Curiosamente, y contra todo pronóstico, aquí sigo. Solo caben dos posibilidades: o he desarrollado superpoderes con la premenopausia, que lo dudo, o ha empezado a irme el rollo masoca, que lo dudo más aún. La tercera posibilidad, la de estar disfrutando del crucero, ni siquiera la contemplo: no quiero darle esa satisfacción a mis señoritos. Me quedo con la primera opción. Y, ya puesta a gozar de superpoderes, me gustaría tener el de comer sin engordar. Pero no. Cuando a la vuelta me pille mi nutricionista, un tipo que convierte al doctor Mengele en un aprendiz, me va a reducir la dieta a 5 calorías diarias.

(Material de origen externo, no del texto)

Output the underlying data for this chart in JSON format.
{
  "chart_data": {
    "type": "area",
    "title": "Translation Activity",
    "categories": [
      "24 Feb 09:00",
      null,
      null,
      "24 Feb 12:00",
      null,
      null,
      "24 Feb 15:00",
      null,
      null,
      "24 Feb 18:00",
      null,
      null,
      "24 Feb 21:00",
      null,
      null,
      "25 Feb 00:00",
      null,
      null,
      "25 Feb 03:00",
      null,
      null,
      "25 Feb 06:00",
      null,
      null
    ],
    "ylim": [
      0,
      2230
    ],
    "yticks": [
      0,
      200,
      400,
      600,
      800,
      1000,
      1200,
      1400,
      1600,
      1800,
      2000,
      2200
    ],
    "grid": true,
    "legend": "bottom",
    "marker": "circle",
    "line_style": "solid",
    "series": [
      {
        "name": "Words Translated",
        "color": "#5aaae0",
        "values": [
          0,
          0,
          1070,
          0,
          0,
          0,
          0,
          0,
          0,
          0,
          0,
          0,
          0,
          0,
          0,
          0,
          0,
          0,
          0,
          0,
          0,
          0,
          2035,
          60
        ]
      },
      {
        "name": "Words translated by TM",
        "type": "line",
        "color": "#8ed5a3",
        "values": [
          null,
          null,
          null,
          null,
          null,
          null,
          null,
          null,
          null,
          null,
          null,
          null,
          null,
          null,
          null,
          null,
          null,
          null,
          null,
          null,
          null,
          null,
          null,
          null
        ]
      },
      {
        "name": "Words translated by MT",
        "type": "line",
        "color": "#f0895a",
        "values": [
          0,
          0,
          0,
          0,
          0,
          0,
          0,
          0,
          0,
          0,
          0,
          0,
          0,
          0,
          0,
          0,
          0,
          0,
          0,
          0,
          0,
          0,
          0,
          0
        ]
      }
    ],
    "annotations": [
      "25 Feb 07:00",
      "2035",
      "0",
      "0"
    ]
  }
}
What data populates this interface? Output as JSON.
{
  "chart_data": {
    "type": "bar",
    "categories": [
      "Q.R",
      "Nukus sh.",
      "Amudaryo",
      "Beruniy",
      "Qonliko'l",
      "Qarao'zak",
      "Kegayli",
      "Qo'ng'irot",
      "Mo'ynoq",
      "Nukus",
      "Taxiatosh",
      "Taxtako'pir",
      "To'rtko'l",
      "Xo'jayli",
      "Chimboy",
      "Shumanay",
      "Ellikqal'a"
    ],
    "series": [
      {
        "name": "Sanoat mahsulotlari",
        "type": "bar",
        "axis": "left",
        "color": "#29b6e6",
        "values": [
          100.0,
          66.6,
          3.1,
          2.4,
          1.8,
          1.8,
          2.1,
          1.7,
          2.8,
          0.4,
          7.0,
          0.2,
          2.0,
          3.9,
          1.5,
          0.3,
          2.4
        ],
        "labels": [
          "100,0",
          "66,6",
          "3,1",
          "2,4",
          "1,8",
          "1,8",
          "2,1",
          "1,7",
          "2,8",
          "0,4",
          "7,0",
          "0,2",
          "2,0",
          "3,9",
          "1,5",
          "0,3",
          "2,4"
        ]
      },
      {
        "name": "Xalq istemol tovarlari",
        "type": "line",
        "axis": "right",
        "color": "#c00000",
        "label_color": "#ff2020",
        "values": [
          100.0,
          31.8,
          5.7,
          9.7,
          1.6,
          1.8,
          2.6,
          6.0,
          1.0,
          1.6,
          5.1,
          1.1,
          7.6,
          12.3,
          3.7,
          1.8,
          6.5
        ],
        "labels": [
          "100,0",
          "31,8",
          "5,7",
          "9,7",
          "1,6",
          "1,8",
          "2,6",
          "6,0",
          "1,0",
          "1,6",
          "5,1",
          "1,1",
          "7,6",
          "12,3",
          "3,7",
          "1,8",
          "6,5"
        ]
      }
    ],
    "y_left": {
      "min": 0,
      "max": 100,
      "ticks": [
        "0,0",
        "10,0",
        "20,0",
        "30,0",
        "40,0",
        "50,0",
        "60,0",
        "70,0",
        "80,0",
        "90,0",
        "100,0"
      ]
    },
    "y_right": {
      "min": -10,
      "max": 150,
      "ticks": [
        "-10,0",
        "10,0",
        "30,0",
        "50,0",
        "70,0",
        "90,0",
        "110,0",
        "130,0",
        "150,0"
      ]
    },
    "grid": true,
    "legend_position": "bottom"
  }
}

Para ver si quemo los daiquiris de fresa, hoy nos vamos a recorrer Nápoles, ciudad que arrastra fama de peligrosa, tanto que un pasajero que habla por teléfono le dice a su interlocutor que ha elegido una visita en la que no se baja del autobús porque en Nápoles hay muchos tiroteos. Mira, ya me quedo más tranquila.
Desde Nápoles puedes hacer diferentes excursiones: Paco y Marga, amantes de la historia, se van a Pompeya; Ana y Carlos, más partidarios del lujo atómico, se van a Capri, reino de la jet set. Leo que ya están allí Naty Abascal y Rosario Nadal, alojadas en el yate de Valentino. Y vaya yate: cinco camarotes dobles, cuadros de Warhol en las paredes y una tripulación compuesta por once maromos como once soles. Naty sí que sabe elegir bien a sus amigos.
Mi santo y yo no tenemos duda alguna: queremos ver Nápoles. Enamorados de Italia de cintura para abajo (es decir, desde Roma hasta el sur), la perspectiva de recorrer la ciudad nos sulibeya. Nos inclinamos por una de las excursiones del crucero, 'Un día como un partenopeo'. No sé qué significa 'partenopeo', porque en alta mar no puedes consultar Google sin tener que rehipotecar la casa. Espero que no quiera decir 'panoli al que le van a sacar los cuartos'. Qué mala es la ignorancia.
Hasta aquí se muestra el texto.